#165 David Batchelor

David Batchelor (b. 1964, UK)
Chromophobia, 2000

…also something I’ve had in mind both while working on “Colour Photograph” series as well as on the painting “XXVII Feminist Congress”.


#158 Mel Ramsden

Mel Ramsden (b. 1944, UK)
Secret Painting, 1967-8

AGNSW attributes this piece to Art & Language although it also states that it is signed by Ramsden. I did not dig into reasons behind. They may remain secret to me as well.

A lot of interesting things are going here. Another take on the Black square. A question to what extent artist’s intention for the work can ever be known for sure. A question of how and by whom meaning of a work is created. A question of what and to what extent needs to be made accessible to the audience for an artistic experience to be had. A question of the difference between the content and the form. An epistemological condition of the artwork in general.

I am testing many of those aspects myself, so this is most relevant.


#157 Ian Burn

Ian Burn (b. 1939, Australia – d. 1993)
Looking through a piece of glass, 1967-8

So, we are back again to self-referential works. I can only extrapolate and speculate why they were interesting in the 60s, and that is not so interesting for me. What is interesting is why I find them appealing today – in my present circumstances, regardless of the conditions of their making.

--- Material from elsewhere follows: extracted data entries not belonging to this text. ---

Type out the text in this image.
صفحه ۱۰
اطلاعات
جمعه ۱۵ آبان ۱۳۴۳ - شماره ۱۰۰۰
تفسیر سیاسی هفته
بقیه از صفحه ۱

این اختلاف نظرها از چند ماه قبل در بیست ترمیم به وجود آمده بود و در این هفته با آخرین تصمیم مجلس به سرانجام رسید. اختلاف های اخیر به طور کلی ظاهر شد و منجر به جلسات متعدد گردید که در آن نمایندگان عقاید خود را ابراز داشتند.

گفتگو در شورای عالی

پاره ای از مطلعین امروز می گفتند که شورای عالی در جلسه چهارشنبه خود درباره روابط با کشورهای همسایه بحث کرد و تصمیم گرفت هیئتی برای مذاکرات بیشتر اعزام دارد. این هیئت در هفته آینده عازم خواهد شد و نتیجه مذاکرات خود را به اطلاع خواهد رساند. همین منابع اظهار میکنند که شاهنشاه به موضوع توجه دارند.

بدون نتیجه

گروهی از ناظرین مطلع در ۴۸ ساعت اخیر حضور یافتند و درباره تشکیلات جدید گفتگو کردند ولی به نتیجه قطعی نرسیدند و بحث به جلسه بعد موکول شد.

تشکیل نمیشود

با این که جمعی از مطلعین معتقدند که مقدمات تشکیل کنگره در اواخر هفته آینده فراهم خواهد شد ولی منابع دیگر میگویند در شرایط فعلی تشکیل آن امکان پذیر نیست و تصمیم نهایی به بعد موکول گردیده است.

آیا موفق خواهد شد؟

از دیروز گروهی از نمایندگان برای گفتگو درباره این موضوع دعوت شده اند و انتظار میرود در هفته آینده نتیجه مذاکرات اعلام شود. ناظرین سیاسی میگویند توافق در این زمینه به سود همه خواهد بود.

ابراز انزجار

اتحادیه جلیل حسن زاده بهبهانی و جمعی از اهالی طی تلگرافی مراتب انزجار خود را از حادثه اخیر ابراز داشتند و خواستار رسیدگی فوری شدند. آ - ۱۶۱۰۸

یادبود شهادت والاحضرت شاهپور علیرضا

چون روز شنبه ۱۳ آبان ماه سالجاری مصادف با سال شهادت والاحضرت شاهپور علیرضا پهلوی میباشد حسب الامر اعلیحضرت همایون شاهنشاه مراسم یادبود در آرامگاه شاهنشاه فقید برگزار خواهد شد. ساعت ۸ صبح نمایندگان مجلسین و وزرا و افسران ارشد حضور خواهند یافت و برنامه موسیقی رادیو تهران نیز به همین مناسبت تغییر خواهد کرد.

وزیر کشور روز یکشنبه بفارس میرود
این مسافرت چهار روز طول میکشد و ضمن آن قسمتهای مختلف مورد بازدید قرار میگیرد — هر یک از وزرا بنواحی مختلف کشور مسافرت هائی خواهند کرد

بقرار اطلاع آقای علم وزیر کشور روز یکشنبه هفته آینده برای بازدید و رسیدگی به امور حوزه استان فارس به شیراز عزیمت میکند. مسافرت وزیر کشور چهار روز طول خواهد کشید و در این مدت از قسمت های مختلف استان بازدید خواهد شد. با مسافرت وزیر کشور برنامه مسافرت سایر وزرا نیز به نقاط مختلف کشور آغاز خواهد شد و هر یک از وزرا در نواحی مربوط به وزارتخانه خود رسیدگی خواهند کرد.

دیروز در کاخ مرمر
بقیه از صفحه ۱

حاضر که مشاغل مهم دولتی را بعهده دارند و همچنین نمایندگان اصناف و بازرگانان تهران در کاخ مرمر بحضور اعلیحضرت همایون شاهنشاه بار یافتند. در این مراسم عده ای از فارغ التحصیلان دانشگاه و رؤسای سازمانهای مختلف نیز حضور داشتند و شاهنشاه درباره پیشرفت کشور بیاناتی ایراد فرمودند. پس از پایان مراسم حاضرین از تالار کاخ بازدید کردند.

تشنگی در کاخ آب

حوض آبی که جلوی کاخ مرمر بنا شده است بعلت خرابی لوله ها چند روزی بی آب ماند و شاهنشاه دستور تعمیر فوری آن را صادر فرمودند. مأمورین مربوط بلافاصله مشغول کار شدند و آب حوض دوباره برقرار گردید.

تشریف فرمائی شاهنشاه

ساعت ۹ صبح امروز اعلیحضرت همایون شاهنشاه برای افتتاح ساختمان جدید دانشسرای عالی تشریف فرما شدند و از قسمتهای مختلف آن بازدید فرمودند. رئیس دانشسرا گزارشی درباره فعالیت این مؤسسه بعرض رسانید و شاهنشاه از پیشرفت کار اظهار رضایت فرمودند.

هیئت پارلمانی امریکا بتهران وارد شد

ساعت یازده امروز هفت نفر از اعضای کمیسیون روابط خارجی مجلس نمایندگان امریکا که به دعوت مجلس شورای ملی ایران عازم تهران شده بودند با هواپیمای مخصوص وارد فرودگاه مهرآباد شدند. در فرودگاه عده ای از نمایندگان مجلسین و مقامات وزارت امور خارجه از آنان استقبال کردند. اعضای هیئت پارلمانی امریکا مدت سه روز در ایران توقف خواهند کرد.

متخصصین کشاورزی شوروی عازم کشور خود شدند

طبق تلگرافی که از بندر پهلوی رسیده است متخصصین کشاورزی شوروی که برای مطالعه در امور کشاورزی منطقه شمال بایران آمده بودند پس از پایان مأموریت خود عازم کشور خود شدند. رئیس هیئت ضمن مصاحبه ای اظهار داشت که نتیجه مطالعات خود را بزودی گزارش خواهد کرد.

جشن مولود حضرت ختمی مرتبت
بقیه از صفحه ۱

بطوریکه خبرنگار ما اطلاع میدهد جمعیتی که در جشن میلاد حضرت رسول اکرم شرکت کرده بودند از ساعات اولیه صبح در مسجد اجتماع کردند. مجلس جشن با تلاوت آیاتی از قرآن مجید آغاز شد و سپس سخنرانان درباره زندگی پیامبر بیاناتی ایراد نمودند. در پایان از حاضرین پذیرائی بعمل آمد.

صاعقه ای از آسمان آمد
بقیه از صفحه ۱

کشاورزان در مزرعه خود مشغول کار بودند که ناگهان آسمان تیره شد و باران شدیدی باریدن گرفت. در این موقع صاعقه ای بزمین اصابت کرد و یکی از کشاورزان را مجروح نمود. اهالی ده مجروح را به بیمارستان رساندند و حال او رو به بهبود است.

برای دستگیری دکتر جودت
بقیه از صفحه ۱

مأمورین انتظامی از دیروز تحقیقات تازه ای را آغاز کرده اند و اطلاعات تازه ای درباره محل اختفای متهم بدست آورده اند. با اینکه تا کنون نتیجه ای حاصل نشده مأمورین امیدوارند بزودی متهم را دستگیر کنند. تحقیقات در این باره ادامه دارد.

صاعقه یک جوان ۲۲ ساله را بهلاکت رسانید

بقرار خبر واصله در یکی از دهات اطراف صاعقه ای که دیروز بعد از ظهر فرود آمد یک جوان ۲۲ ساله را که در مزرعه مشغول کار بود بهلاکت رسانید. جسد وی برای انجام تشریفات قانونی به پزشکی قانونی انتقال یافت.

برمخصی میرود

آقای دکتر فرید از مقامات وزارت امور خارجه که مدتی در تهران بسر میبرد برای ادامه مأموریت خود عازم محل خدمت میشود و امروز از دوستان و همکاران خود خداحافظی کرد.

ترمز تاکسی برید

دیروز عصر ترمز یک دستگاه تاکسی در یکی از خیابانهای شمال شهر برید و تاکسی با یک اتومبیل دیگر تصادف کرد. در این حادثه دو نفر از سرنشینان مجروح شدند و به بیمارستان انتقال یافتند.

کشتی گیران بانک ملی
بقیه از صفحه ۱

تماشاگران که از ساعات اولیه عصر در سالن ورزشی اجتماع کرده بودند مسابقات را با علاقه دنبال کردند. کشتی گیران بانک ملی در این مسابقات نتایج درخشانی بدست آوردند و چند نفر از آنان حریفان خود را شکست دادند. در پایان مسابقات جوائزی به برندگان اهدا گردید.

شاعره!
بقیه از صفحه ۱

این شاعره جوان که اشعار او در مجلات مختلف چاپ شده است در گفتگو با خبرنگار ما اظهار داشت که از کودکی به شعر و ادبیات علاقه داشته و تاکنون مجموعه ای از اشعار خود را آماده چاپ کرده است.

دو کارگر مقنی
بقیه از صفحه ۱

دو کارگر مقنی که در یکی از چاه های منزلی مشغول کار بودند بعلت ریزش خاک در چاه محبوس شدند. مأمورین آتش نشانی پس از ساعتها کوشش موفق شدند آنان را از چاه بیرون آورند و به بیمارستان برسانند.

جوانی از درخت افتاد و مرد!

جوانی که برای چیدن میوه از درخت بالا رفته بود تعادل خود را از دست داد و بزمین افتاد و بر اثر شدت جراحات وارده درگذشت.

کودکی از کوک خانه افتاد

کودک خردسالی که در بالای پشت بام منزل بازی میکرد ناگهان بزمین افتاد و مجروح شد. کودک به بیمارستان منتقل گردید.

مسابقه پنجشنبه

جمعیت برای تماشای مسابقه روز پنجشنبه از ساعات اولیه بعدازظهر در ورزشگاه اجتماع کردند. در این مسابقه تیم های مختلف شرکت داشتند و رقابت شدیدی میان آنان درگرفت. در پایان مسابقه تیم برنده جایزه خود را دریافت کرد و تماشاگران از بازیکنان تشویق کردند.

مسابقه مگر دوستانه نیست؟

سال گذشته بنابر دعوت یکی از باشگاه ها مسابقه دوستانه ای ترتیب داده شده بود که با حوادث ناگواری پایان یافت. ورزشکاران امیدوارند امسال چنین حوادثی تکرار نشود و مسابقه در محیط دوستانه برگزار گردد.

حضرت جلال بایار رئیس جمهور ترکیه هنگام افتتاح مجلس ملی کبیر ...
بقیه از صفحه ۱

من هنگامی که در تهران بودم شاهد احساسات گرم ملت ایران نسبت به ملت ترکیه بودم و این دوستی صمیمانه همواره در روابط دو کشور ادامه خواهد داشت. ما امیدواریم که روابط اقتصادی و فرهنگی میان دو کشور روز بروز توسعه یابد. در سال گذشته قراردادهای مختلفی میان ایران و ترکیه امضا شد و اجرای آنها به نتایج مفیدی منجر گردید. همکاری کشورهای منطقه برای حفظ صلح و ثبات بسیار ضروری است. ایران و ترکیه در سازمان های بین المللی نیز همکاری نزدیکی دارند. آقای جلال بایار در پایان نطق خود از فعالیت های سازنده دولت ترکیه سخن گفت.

One new speculation is arising at the back of my head that it may be some unconscious opposition to contemporary attempts to make art “useful” for society at large by expecting it to deal with contemporary issues and reflect contemporary ideologies. Moreover, a lot of nonsense that is going on in the world may also be traceable to some kind of overthinking, of reading everything out there through interpretive ideological glasses, assigning excess meaning to things and then investing energy in fighting those self-created windmills. Maybe works that insist on their most direct – tautological even – reading, are offering a much needed escape or a wake-up call from it all? Maybe that’s why I am tempted to make them, too?


#138 Christian Morgenstern

Christian Morgenstern (b. 1871, Germany – d. 1914, Italy)
Fisches Nachtgesang, 1905

A poem without sounds, yet plenty of meaning.

I’ve read about Hugo Ball reciting it at Cabaret Voltaire… I wonder how…

Otherwise it is an interesting way to pay attention to spaces in-between, in this case – in-between the words – and do something out of them. Something out of nothing is always interesting. OK, not always. When well done, like here.


#137 Aram Saroyan

Aram Saroyan (b. 1943, USA)
The world’s shortest poem, 1965


#121 Dan Graham

Dan Graham (b. 1942, USA)
March 31st, 1966, 1966


More relevant for what I am up to than anyone could guess.


#120 Bruce Nauman

Bruce Nauman (b. 1941, USA)
The true artist helps the world by revealing mystic truths, 1967

Philadelphia Museum of Art

The reason he came up on my radar screen is due to him being quoted saying ‘the only way to find out whether t was art was to do it’. It answers so many fundamental professional questions I was struggling with. Thank you, Mr. Nauman.

But this particular piece is also reflecting my own philosophy quite well even if I’ve expressed it in somewhat different words (‘making sense of the stuff that doesn’t’).

I also sharing his interest in ‘the edge between’ the traditional artistic (crafty) skill and the more evasive skill that nevertheless seems to be necessary in order to make meaningful art that does not employ the former…


#029 Lawrence Weiner

Lawrence Weiner (b. 1942, USA)
Vienna, 1991

Kept seeing it nearly daily throughout 2015 without knowing what it was…

He considers words to be sculptures.


# 021 Tony Cokes

Tony Cokes (b. 1963, USA)
Evil.66.1, 2016

Visited 07/07/2018 at Berlin Biennale
Linked in from

Very minimalistic text-only videos that can keep you watching for quite a while.


#020 Leningrad

Rock band from Russia

Music. Videos. Wit. Social commentary.